[Chandler took a year off after graduating from Saint Mary’s School in Raleigh, North Carolina, and has been traveling around Africa, volunteering and generally impressing everyone she meets. We were thrilled to have her at the Cherokee House from January to March 2013, working with Onesimus and Youth Impact. Her travels have also included Zanzibar, South Africa, and Ghana. You can follow the rest of her adventures here.]
I’m now 3 weeks into my projects. I’ve finally gotten a hang of the mini-bus taxi transportation and I’m having an easier time getting around. Some mornings I have to wait in line for an hour before getting a taxi to Mexico.
I have injera for lunch about every other day at my placement and the staff is always proud of me for liking the habesha food. We always have coffee after our plates are cleared. It’s a small cup but it’s very strong.
After lunch there is one boy named Abdulfeta, the reigning ping pong champion among the Onesimus boys, who always challenges me to a game. I’ve beaten him only once. He has a killer serve.
The best part of my day takes place at the Youth Impact library. I teach 2 English classes there. The students are really bright. I like the older class better because it is smaller so I can connect with the kids more easily. On Thursday I asked them to write about their dreams for the future and one girl wrote a beautiful essay about becoming a doctor and raising her children in a safe home.

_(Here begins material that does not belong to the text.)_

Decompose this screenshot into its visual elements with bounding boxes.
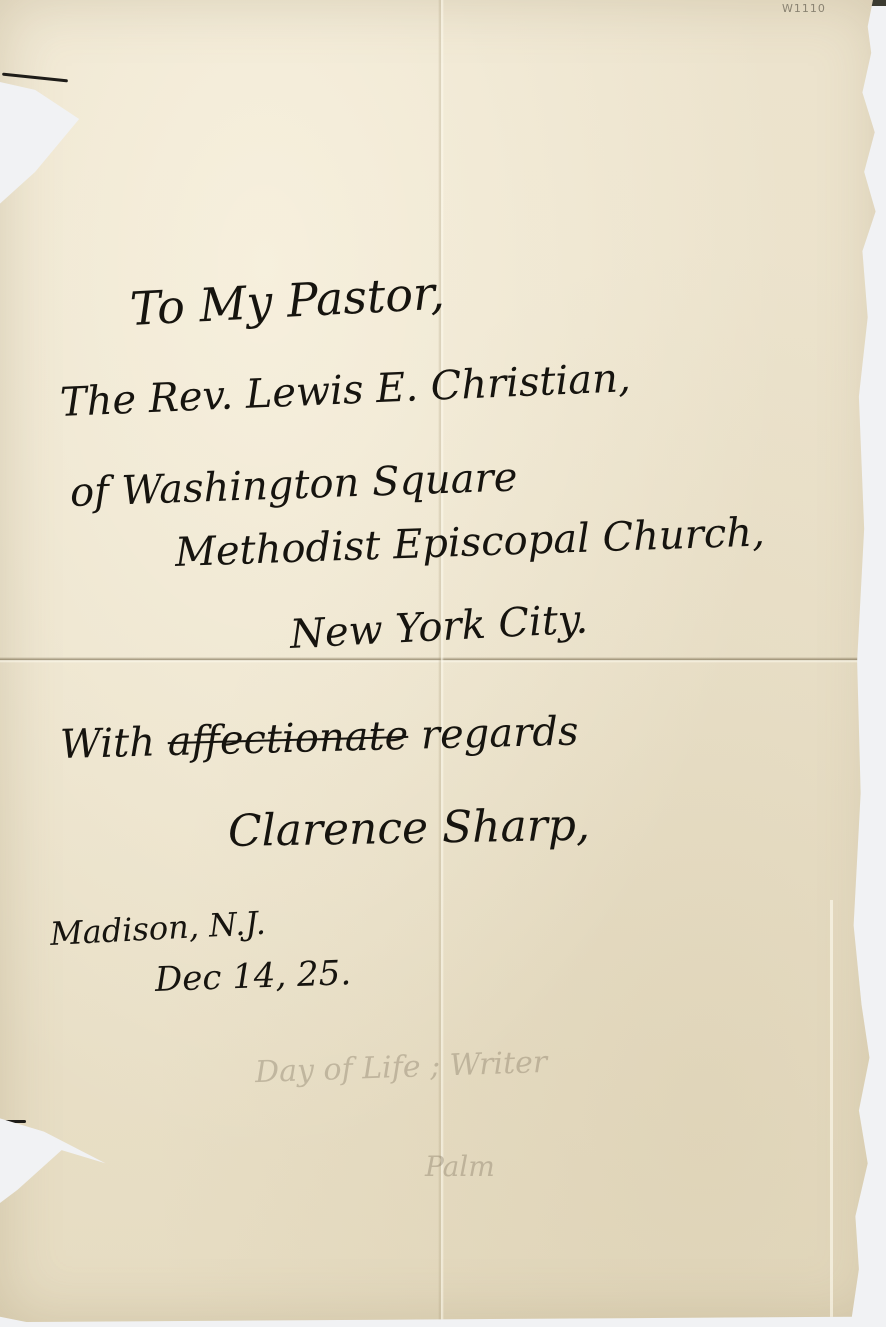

I’m always escorted to the taxi station after class, either by the library’s director or some of the students. It’s such a nice gesture. When I’m walking with Ethiopians, people on the street are less inclined to shout out ‘ferengi’ or ‘YOU!’ towards me.
I’ve been in several cafés or restaurants and ordered something directly from the menu, only to be told ‘no,’ indicating that they do not actually serve that.